Meanwhile, Research in Motion (RIM) got a two-month breather with the ministry agreeing to conduct trial runs during the period on a solution it provided to access data on a real-time basis.
The announcement came after home secretary GK Pillai convened a meeting with representatives of security agencies and DoT. RIM had submitted a fresh solution to access the data Friday, which was to be assessed by the security agencies over the weekend.
RIM has made certain proposals for lawful access by law enforcement agencies and these would be operationalised immediately, the home ministry said in a statement. The feasibility of the solutions offered would be assessed thereafter, it said.
The situation would be reviewed after 60 days, during which the agencies would conduct trials. It was also decided that DoT would study the feasibility of all such services being provided through a server located only in India.
The home ministry made it clear that any communication through telecom networks should be accessible to the law enforcement agencies and all telecom service providers including third parties have to comply with this. The home ministry will review the situation within 60 days by which time the DoT report is expected to be ready.
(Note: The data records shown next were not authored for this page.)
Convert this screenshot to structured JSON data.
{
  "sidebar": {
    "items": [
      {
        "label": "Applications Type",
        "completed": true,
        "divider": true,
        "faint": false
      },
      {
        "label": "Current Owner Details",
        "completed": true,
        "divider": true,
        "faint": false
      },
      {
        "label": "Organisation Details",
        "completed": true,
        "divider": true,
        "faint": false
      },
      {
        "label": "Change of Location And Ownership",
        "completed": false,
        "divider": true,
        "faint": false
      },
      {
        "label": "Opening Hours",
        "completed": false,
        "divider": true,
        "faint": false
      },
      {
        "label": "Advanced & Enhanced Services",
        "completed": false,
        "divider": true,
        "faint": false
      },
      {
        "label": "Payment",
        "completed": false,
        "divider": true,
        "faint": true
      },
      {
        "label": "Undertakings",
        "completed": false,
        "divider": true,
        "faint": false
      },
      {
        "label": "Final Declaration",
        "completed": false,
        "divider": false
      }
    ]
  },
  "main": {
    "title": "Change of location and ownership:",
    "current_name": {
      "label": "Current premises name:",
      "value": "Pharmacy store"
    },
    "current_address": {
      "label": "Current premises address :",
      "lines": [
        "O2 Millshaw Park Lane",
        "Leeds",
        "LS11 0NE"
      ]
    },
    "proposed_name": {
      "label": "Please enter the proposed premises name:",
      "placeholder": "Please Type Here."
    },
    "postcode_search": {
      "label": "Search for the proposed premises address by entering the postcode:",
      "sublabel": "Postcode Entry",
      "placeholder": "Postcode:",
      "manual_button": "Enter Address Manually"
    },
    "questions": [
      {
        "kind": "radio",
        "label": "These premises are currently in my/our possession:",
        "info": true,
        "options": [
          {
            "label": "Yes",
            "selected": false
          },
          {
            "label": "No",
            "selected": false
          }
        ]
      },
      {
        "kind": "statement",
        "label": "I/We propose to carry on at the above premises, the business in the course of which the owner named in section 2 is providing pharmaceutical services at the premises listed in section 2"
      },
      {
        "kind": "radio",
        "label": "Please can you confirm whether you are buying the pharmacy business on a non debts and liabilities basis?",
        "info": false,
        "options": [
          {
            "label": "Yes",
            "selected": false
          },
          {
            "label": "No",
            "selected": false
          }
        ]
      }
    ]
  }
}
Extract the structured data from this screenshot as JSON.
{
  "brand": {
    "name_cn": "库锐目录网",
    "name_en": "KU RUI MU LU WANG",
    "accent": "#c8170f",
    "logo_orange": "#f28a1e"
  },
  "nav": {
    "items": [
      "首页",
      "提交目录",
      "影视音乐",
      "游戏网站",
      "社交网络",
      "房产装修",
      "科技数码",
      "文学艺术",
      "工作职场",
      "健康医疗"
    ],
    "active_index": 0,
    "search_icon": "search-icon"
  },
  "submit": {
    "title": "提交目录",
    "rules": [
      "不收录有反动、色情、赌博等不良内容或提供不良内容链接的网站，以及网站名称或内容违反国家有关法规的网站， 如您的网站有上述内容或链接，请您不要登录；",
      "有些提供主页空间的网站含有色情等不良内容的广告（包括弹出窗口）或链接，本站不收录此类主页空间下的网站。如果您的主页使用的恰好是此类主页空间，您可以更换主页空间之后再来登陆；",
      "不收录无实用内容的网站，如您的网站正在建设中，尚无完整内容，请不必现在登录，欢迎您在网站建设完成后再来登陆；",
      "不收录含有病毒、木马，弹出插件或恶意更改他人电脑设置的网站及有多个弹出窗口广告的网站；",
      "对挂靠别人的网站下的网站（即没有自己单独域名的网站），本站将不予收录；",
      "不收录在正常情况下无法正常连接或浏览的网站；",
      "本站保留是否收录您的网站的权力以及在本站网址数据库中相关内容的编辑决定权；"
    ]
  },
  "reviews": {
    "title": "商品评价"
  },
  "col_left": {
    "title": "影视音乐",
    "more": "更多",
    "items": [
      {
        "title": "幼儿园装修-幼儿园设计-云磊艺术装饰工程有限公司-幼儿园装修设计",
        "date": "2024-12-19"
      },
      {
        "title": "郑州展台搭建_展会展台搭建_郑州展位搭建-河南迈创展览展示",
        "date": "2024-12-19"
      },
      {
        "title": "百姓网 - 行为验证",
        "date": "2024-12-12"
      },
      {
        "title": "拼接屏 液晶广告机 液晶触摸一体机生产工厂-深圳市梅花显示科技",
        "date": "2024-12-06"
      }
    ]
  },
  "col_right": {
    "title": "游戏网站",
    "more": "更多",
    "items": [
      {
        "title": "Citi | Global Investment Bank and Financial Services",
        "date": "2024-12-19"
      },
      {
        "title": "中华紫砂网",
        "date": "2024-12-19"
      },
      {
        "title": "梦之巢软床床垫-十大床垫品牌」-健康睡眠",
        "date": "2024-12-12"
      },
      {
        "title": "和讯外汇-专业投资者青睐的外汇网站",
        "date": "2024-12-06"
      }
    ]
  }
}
Lawful interception has been a sore point between the home ministry and RIM for over a month. While RIM initially insisted that it did not have any such solution and does not provide one anywhere else in the world, the government decided to talk tough.
On August 12, it set an August 31 deadline to RIM to either provide lawful interception on real-time basis for Messenger and Enterprise services or face ban on these. Subsequently, DoT informed all telcos that unless informed otherwise, these services be blocked from September 1.
Faced with saturated markets in US and the UK, RIM had no option but to fall in line. A team of its officials from Canada reached India and started work on providing solutions to the government.
This is the second major instance of RIM managing to get a breather. Earlier, Saudi Arabia had threatened a ban which was averted at the last minute when RIM agreed to provide a solution.